Cirrhosis can be seen as the end stage of chronic liver disease, characterized by liver fibrosis, disordered liver parenchyma structure, and nodular regeneration of liver cells, which can lead to liver failure in the later stages. Patients with cirrhosis have reduced bile secretion and portal hypertension, which can affect the growth and structure of the intestinal microbiota, causing small intestinal bacterial overgrowth and increased intestinal permeability, leading to the translocation of intestinal bacteria and their products, inducing liver inflammation and fibrosis. In pre-treated rat models of cirrhosis, the incidence of intestinal microbiota translocation increased, and the expression of corresponding pro-inflammatory factors TNF-α and IL-6 in serum increased, while the expression of G protein-coupled receptor-4 (GPR-4) decreased. GPR-4 is mainly involved in recruiting polymorphonuclear leukocytes to prevent microbiota translocation. Qin et al. used metagenomic methods to analyze the intestinal microbiota of cirrhosis patients, finding that the abundance of Bacteroidetes and Firmicutes decreased, while Streptococcus and Veillonella increased, both of which are oral bacteria. The increase of Streptococcus and Veillonella indicates the invasion of oral bacteria into the intestines, which may be related to the reduced secretion of bile and gastric acid during cirrhosis, thereby lowering the defense against exogenous bacteria. Under normal circumstances, bile acids and gastric acid have antibacterial functions and can maintain the integrity of the gastrointestinal barrier, preventing oral bacteria from colonizing the lower digestive tract. In summary, cirrhosis patients have an increase in potential pathogenic bacteria in the intestines and a decrease in beneficial bacteria, and the translocation of intestinal microbiota and their derivatives can cause systemic and liver inflammation and fibrosis.inflammation and liver fibrosis.

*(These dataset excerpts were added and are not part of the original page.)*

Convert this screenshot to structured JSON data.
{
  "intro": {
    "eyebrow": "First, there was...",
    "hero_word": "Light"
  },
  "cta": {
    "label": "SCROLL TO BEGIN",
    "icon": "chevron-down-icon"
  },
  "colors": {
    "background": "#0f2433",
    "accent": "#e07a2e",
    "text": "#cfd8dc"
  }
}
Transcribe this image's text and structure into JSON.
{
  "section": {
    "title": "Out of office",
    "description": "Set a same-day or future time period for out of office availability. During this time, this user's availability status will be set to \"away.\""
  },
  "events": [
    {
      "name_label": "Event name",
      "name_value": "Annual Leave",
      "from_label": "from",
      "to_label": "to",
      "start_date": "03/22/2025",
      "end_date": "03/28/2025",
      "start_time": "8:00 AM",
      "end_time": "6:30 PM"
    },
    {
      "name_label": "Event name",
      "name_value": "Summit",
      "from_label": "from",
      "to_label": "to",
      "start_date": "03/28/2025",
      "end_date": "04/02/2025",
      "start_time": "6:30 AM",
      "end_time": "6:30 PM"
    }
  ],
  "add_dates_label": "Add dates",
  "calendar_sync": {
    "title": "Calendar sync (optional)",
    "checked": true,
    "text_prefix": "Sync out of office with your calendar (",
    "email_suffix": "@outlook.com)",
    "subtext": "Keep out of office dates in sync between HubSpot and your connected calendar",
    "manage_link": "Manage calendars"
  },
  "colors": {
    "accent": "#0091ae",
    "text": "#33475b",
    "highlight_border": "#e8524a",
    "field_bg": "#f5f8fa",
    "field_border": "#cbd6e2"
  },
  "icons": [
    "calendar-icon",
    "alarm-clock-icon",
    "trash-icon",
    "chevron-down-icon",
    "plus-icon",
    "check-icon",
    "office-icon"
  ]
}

Autoimmune hepatitis (AIH)

Autoimmune hepatitis (AIH) is a rare idiopathic syndrome of immune damage to liver cells, usually associated with autoantibodies, but the intestinal microbiota has also been confirmed to play an important role in the occurrence, development, and treatment of autoimmune liver diseases. Lin et al. found that compared to healthy volunteers, AIH patients had reduced structural proteins in intestinal epithelial cells and a decrease in anaerobic bacteria (such as Bifidobacterium and Lactobacillus), reflecting increased intestinal permeability, dysbiosis, and bacterial translocation in AIH patients. Additionally, damage to the intestinal barrier may be an important cause of AIH. Muhammed et al. established a novel AIH model using transgenic mice and found a significant connection between the intestinal microbiota and AIH, which affects the progression of AIH.

Summary

In summary, the intestinal microbiota can affect liver health through the production of bacterial products, changes in intestinal permeability, and other pathways, and these factors may interact and influence each other in multiple ways.

Note: This article is for informational purposes only and should not be considered medical guidance.